Crowding Accelerates the Rotation of a Bacterial Rotor
Journal of Fluid Mechanics(2024)
ShanghaiTech Univ
Abstract
Understanding the propulsion of a swimmer in a large group of individuals holds the key to unravelling the intriguing dynamics of active matter collective motion. Here, we develop a two-dimensional (2-D) self-assembled rotor, powered by bacterial flagella. At a water–air interface, the average direction of rotation of a rotor is fixed. When the chiral rotor is put into a 2-D bacterial suspension, we examine the average and fluctuation of the angular velocity of the rotor.

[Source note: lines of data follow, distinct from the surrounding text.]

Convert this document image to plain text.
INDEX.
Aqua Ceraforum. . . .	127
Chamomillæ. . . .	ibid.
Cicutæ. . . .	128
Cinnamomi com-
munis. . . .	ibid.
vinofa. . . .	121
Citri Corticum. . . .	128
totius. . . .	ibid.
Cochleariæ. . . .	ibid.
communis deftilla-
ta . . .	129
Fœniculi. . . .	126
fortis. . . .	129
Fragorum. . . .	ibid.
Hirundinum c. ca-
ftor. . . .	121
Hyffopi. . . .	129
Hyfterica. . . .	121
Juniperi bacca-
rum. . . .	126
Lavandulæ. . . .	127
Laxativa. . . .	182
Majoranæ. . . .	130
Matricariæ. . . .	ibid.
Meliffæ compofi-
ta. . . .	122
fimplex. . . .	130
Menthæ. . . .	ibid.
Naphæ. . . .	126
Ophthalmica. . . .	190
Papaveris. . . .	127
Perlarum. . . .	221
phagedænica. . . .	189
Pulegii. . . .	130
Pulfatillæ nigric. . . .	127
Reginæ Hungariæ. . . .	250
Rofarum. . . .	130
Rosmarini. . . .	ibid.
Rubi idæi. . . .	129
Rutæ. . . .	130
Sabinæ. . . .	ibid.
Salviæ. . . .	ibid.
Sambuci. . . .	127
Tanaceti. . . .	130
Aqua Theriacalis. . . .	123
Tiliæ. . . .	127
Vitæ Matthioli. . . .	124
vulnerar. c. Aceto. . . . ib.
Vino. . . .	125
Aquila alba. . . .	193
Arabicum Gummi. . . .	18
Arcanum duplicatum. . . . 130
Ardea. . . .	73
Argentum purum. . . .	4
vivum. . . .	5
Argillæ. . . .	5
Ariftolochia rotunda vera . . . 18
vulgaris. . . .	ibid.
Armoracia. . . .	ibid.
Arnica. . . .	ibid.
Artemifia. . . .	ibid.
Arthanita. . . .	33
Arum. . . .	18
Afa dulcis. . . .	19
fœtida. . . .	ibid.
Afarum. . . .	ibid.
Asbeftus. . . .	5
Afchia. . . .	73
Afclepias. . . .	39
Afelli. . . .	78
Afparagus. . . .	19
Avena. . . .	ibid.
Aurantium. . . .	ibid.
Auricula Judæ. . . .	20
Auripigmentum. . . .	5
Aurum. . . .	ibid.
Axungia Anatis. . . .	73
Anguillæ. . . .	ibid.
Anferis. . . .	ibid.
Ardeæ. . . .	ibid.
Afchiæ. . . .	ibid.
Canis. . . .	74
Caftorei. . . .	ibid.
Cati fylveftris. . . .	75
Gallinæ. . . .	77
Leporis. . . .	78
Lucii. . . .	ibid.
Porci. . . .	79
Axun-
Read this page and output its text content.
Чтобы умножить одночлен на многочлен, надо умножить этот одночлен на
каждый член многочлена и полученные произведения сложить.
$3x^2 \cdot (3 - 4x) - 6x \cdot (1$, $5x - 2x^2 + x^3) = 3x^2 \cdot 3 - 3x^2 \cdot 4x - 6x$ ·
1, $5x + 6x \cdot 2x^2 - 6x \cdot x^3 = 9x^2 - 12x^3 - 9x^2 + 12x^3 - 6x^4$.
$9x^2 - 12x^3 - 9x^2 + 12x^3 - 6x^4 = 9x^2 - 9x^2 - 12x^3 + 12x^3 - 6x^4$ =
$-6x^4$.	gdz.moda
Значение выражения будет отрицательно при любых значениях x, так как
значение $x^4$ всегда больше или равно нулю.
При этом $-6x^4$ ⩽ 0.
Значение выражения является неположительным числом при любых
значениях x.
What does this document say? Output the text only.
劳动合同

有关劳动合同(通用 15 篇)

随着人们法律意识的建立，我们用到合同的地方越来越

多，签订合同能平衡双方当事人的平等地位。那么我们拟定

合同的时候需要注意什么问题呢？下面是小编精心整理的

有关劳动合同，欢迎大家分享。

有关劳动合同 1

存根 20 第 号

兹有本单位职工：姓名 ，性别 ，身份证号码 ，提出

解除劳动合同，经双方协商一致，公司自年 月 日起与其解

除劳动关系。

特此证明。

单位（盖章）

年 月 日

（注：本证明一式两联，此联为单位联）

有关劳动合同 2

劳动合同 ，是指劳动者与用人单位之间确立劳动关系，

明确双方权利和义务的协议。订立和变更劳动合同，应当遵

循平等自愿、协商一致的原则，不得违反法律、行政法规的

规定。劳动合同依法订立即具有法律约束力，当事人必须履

Remarkably, the average angular velocity of a rotor is found to increase up to 3 times when the density of surrounding bacterial suspension increases and the increase is nonlinear. In a dense suspension of bacteria, the existence of a rotor disrupts vortices in the surrounding active turbulence, and the acceleration of the rotor is independent of the activity level of the surrounding free bacteria. The nonlinear acceleration thus results from hydrodynamic interaction with surrounding crowdedness that can be quantitatively explained by hydrodynamic simulation. The simultaneity between the acceleration of rotor and free bacteria in active turbulence suggests that crowding-induced acceleration may promote the onset of instability. The result will inspire new active-matter-based microfluidic devices with improved transport properties.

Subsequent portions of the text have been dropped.